I went to the climbing gym that night and sprayed to my friends about how I was going to become this trad multi-pitch stud. I already had my ATC guide. I showed them the route and the pictures of Tahquitz on Mountain Project. I was already well on my way to becoming a legend in my own mind.

I arrived at her house early the following Friday and we carpooled to Tahquitz. I had been training my skills on YouTube obsessively that whole week. I even had a 4mm tether for my Nut Tool. The one thing that YouTube did not prepare me for was the size of the formation we were getting ready to climb. And really, I don’t think YouTube prepared me for shit. It just gave me some psychological support–an illusion of control.

YouTube didn’t prepare me for her 50ft. whipper. YouTube didn’t prepare me for the thoughts that occurred on the belay ledge while she was hanging limp on her end of the rope after she bounced out of the Coffin Nail dihedral–her helmet making several sickening hollow smacks as she tumbled down the slab and her head bounced off the granite.
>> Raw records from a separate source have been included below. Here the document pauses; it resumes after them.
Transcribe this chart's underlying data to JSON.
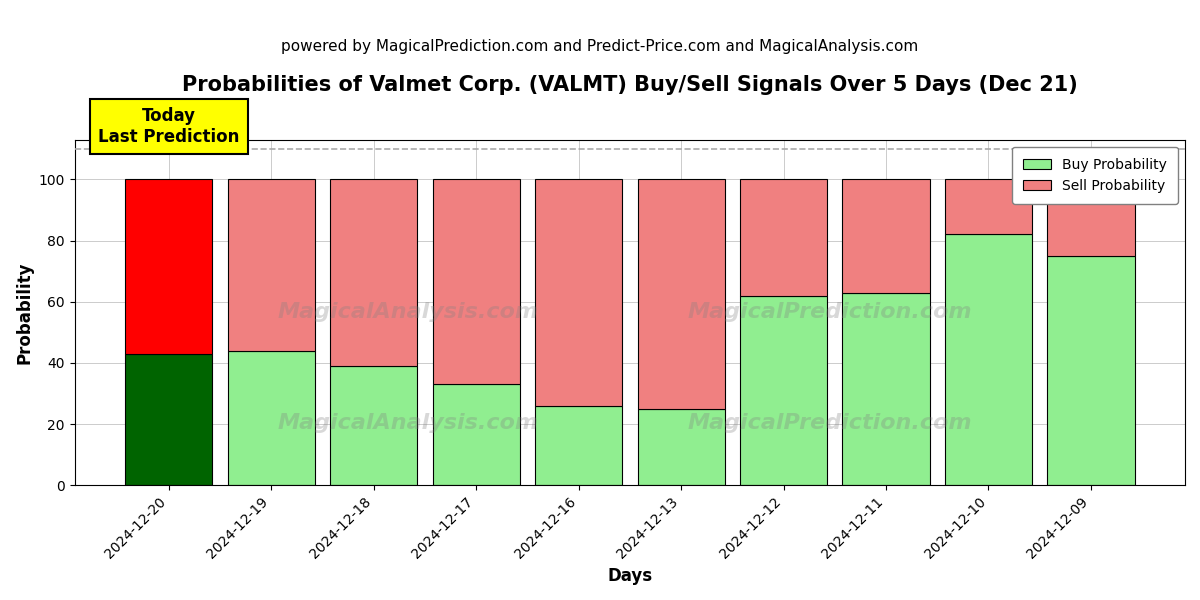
{
  "title": "Probabilities of Valmet Corp. (VALMT) Buy/Sell Signals Over 5 Days (Dec 21)",
  "subtitle": "powered by MagicalPrediction.com and Predict-Price.com and MagicalAnalysis.com",
  "xlabel": "Days",
  "ylabel": "Probability",
  "categories": [
    "2024-12-20",
    "2024-12-19",
    "2024-12-18",
    "2024-12-17",
    "2024-12-16",
    "2024-12-13",
    "2024-12-12",
    "2024-12-11",
    "2024-12-10",
    "2024-12-09"
  ],
  "buy_values": [
    43,
    44,
    39,
    33,
    26,
    25,
    62,
    63,
    82,
    75
  ],
  "sell_values": [
    57,
    56,
    61,
    67,
    74,
    75,
    38,
    37,
    18,
    25
  ],
  "today_bar_buy_color": "#006400",
  "today_bar_sell_color": "#FF0000",
  "other_bar_buy_color": "#90EE90",
  "other_bar_sell_color": "#F08080",
  "legend_buy_color": "#90EE90",
  "legend_sell_color": "#F08080",
  "today_label_bg": "#FFFF00",
  "today_label_text": "Today\nLast Prediction",
  "ylim": [
    0,
    113
  ],
  "dashed_line_y": 110,
  "bar_width": 0.85,
  "bar_edge_color": "#000000",
  "bar_linewidth": 0.8,
  "grid_color": "#aaaaaa",
  "bg_color": "#ffffff",
  "title_fontsize": 15,
  "subtitle_fontsize": 11,
  "axis_label_fontsize": 12,
  "tick_fontsize": 10
}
She was pretty jacked up from the fall but still wanted to top out. I wanted to bail off but forced myself to continue. She had a broken finger, sprained wrist, nasty whiplash, likely a concussion, but she was still psyched. Now I wonder if she was pushing onward because she wanted too, or like me, out of some self-imposed obligation to her climbing partner.
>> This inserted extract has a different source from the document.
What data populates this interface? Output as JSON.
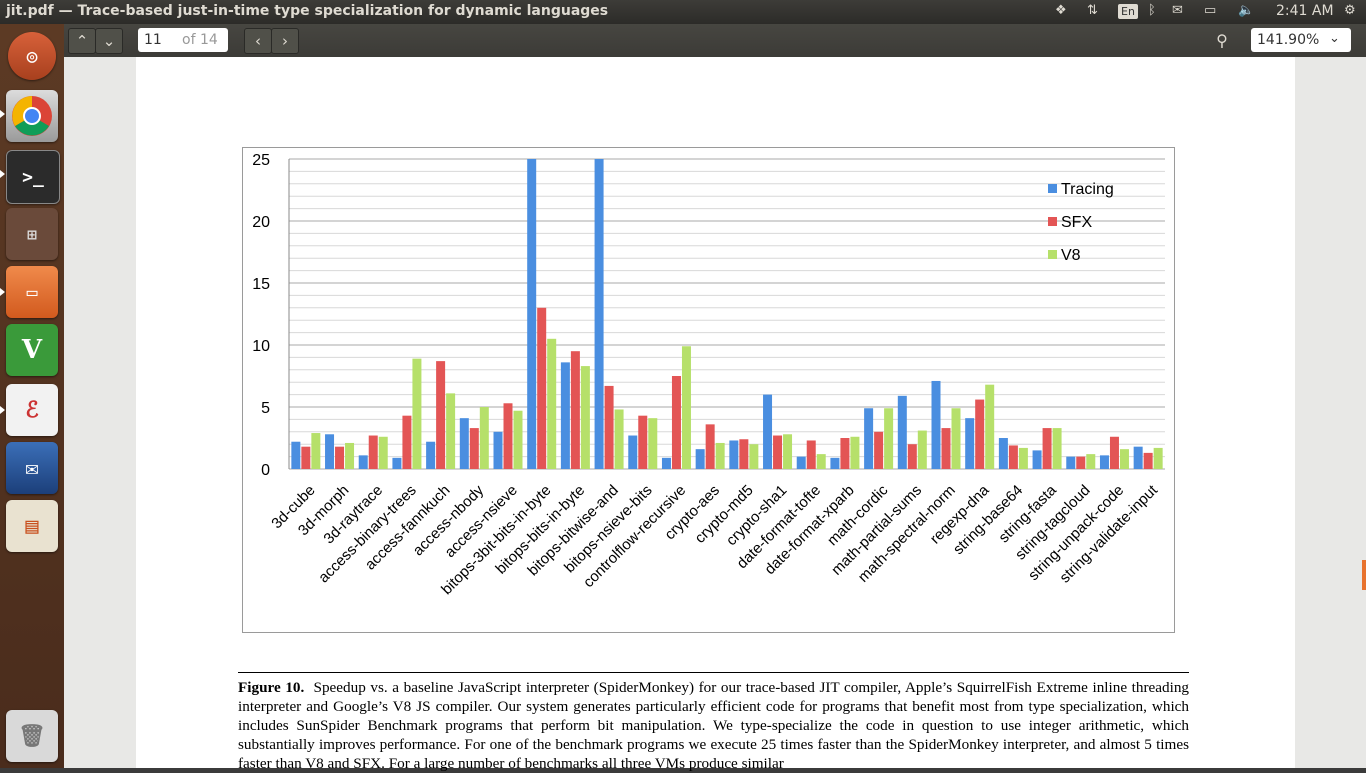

When we got back to the car I was going to drive. I didn’t notice that there was a clutch. I couldn’t even start the car…

Before the weeks end I had forgotten what a miserable experience I’d had. My first multi-pitch climb was not fun. I was super uncomfortable and scared. But when the trad rack started arriving in the mail from Backcountry, I assumed the role of a seasoned trad climber. I was an expert at that point–I climbed Tahquitz!

A few weeks later I met this guy at the Peoples Wall in La Jolla and we exchanged info. Soon after, he sent me a text message inviting me to Joshua Tree. I packed up my shiny unused rack, a climbing rope and a harness and went to onsight gear routes with no experience and a belayer I’d never climbed with.

In retrospect my offense was just the same as the lady I climbed with on Tahquitz. Out of desperation we made risky decisions and involved others in those decisions. We were outside of our comfort zones and skill sets, but there aren’t really any rules governing that. I think rather than violating a climbing rule, we offended the golden rule. There is no reason to lie about who you are or what you’ve done, and there is no reason to be ashamed for being new and inexperienced, especially when you know just enough to be dangerous.

I guess if there is anything I learned from the whole experience on Tahquitz it was this: how to drive stick.